News imageAFP via Getty Images Supporters of the All India Trinamool Congress party attend a rally of Chief Minister of West Bengal Mamata Banerjee ahead of the second phase of the legislative assembly elections in Kolkata on April 27, 2026.AFP via Getty Images
Banerjee's charismatic 'brand appeal' has suffered a blow after the elections

"Earlier, defections tended to involve individual leaders breaking away. Today entire factions can rebel because the BJP provides an alternative centre of power, resources and political protection. The pattern resembles recent splits in parties such as Shiv Sena [a powerful regional party in western India] where a succession struggle and the concentration of power within one family triggered a large-scale rebellion," says Verma.

Verma sees the TMC's troubles as part of a broader transformation in Indian politics. Regional parties, he argues, have become increasingly centralised and family-centric.

"Ambitious lieutenants may accept a founder's authority, but often balk when leadership is passed to a family heir. The split in Shiv Sena, after Uddhav Thackeray elevated his son Aditya, illustrated the problem, he says.

Earlier succession battles tended to remain within political families or involved dissidents who lacked the resources to mount a serious challenge.

The BJP's presence has changed that equation.

"Combined with generational transitions and patronage-driven party structures, it creates a potent mix: once a party loses office, local leaders who joined for power and influence often see little reason to stay," says Verma.

For now, 71-year-old Banerjee remains defiant.

She has described the BJP's victory as "illegal" and "immoral", and alleged that around 100 seats were "looted".

She dismisses the rebellion as naked opportunism. "For so long, some people enjoyed power, and now that we have lost, they immediately seem to have reached an understanding with another party," she said last week.

Yet she insists the party can recover. "We will rebuild the party anew.
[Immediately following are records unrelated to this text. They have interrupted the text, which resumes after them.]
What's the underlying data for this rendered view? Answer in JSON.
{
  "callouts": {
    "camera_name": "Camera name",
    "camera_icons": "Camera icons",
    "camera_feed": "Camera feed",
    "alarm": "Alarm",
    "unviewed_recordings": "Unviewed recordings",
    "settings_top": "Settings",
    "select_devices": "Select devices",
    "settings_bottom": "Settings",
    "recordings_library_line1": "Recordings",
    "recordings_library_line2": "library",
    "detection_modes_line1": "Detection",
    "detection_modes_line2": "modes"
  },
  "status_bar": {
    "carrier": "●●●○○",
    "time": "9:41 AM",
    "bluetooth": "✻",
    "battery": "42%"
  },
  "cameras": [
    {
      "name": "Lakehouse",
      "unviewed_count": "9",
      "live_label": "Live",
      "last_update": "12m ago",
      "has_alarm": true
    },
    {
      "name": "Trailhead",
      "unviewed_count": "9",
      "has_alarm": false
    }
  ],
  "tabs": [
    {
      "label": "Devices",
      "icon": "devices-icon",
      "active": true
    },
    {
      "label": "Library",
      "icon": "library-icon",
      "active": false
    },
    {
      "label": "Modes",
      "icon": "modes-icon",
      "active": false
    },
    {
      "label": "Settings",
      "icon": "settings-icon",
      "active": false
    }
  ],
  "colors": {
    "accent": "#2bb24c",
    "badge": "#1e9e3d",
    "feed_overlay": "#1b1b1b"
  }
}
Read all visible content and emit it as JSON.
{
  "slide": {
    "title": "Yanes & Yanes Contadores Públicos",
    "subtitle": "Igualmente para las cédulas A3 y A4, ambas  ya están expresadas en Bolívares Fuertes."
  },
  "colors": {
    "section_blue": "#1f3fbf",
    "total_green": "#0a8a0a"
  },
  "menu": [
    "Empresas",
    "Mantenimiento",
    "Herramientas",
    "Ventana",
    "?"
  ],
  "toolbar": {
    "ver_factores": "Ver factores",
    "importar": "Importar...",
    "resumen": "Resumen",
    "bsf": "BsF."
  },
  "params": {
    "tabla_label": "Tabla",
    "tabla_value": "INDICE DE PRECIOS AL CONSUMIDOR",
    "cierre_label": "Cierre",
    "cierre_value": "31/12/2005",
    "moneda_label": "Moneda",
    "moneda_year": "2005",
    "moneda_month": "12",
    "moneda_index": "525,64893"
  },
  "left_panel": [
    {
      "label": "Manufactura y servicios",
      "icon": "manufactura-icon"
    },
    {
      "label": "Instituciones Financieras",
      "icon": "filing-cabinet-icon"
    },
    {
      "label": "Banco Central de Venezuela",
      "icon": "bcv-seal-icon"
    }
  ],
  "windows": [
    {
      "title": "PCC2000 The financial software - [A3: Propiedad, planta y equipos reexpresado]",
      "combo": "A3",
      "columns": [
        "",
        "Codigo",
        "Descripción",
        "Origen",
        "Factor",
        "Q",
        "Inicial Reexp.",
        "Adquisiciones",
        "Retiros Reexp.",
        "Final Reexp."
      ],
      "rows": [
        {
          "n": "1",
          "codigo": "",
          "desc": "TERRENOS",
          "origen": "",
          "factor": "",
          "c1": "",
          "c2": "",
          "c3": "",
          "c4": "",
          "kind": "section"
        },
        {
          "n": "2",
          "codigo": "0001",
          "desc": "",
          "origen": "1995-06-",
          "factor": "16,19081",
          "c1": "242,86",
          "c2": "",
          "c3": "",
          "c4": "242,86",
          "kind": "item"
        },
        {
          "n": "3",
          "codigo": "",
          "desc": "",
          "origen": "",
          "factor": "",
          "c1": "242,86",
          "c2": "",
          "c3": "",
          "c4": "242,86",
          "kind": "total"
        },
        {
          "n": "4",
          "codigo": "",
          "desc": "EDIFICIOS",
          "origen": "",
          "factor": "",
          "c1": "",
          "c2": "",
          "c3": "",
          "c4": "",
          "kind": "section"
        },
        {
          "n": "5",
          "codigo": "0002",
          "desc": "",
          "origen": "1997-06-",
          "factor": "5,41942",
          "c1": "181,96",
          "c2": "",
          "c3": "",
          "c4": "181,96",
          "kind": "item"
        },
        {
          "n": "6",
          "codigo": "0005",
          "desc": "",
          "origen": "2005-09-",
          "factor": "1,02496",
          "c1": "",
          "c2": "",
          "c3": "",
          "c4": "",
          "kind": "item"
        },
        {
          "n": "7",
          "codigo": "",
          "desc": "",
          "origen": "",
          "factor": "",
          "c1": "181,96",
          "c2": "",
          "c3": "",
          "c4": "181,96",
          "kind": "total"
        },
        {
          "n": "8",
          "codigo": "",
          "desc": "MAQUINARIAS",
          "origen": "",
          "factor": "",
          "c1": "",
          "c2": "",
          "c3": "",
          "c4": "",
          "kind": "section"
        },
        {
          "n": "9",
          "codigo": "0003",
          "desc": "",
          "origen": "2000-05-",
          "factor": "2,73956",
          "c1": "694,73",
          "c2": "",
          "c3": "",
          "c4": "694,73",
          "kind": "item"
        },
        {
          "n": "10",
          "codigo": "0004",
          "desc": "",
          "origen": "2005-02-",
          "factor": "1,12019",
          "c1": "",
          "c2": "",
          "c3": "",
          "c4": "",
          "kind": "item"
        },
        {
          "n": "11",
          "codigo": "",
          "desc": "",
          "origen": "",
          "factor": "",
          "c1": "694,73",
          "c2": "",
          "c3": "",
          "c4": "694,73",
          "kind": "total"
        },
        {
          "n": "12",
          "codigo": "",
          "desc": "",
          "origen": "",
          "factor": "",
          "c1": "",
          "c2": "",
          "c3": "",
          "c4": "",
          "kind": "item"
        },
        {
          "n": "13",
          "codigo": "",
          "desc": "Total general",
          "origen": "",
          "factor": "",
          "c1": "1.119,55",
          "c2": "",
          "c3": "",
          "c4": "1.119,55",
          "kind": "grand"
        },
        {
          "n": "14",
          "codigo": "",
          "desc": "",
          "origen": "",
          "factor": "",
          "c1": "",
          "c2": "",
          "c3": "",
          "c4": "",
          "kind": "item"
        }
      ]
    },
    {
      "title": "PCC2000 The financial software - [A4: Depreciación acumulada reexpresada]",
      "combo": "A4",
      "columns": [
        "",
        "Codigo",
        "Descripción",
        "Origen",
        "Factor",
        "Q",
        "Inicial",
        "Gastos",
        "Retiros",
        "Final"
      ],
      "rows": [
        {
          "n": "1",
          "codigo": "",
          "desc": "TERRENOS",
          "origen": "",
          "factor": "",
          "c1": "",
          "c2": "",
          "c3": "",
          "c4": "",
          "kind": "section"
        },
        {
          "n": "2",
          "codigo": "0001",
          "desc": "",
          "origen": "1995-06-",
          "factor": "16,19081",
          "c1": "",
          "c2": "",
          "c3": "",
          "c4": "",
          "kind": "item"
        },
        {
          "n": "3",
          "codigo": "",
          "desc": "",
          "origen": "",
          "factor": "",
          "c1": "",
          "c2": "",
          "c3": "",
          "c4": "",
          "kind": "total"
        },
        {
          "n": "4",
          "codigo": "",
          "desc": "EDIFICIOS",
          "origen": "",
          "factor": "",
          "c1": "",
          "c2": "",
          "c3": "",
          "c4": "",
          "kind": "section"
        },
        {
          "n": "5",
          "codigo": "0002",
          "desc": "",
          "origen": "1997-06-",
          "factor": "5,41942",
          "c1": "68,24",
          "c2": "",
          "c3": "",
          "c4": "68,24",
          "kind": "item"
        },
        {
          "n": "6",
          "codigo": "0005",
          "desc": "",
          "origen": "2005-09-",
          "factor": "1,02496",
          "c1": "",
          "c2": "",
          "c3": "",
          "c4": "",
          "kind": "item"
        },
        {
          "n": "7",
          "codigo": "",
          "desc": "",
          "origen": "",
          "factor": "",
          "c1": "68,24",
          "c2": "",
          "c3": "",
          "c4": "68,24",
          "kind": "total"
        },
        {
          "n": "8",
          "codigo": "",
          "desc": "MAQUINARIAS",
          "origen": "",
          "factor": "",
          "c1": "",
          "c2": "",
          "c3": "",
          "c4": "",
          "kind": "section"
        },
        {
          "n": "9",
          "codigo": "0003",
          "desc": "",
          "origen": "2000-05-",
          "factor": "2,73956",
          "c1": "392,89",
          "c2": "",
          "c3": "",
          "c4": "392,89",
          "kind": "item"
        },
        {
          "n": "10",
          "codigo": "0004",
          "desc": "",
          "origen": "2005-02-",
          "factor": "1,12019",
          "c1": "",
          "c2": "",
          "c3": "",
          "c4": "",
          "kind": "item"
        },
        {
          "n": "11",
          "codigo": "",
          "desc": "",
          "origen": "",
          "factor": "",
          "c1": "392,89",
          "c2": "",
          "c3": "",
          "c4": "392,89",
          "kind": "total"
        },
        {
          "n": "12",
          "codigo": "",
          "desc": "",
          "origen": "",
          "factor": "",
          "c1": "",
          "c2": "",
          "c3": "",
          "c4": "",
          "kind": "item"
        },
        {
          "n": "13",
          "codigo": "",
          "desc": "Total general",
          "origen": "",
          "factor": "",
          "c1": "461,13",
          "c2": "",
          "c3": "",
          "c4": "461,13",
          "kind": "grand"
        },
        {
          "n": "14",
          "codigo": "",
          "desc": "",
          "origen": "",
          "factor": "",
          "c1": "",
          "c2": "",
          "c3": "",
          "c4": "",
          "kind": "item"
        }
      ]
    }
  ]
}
TMC is not for its leaders; it is for its workers."

Can the TMC emerge from what increasingly looks like an existential crisis?

It is too early to tell. The rebellion could fizzle out and the rebels led by a minor legislator - a former communist who defected to TMC - could break further and return to Banerjee. But if the MPs now signalling support for a split hold their nerve, the challenge could prove more consequential than early sceptics assume.

Yet writing off Banerjee would be premature.

"She can still come back," says Bhattacharyya. "If there is one face in Bengal that still attracts attention and one voice that people cannot simply dismiss, it is hers."

But any revival, he argues, will require more than charisma. It will demand a willingness to renew the party and make difficult decisions about its leadership. So far, that has not been Banerjee's strongest suit.

Throughout her career, Banerjee has defied political odds. Yet the task before her is unlike any she has faced before. Overthrowing a government is one thing. Rebuilding a party after its own leaders have abandoned it may be quite another.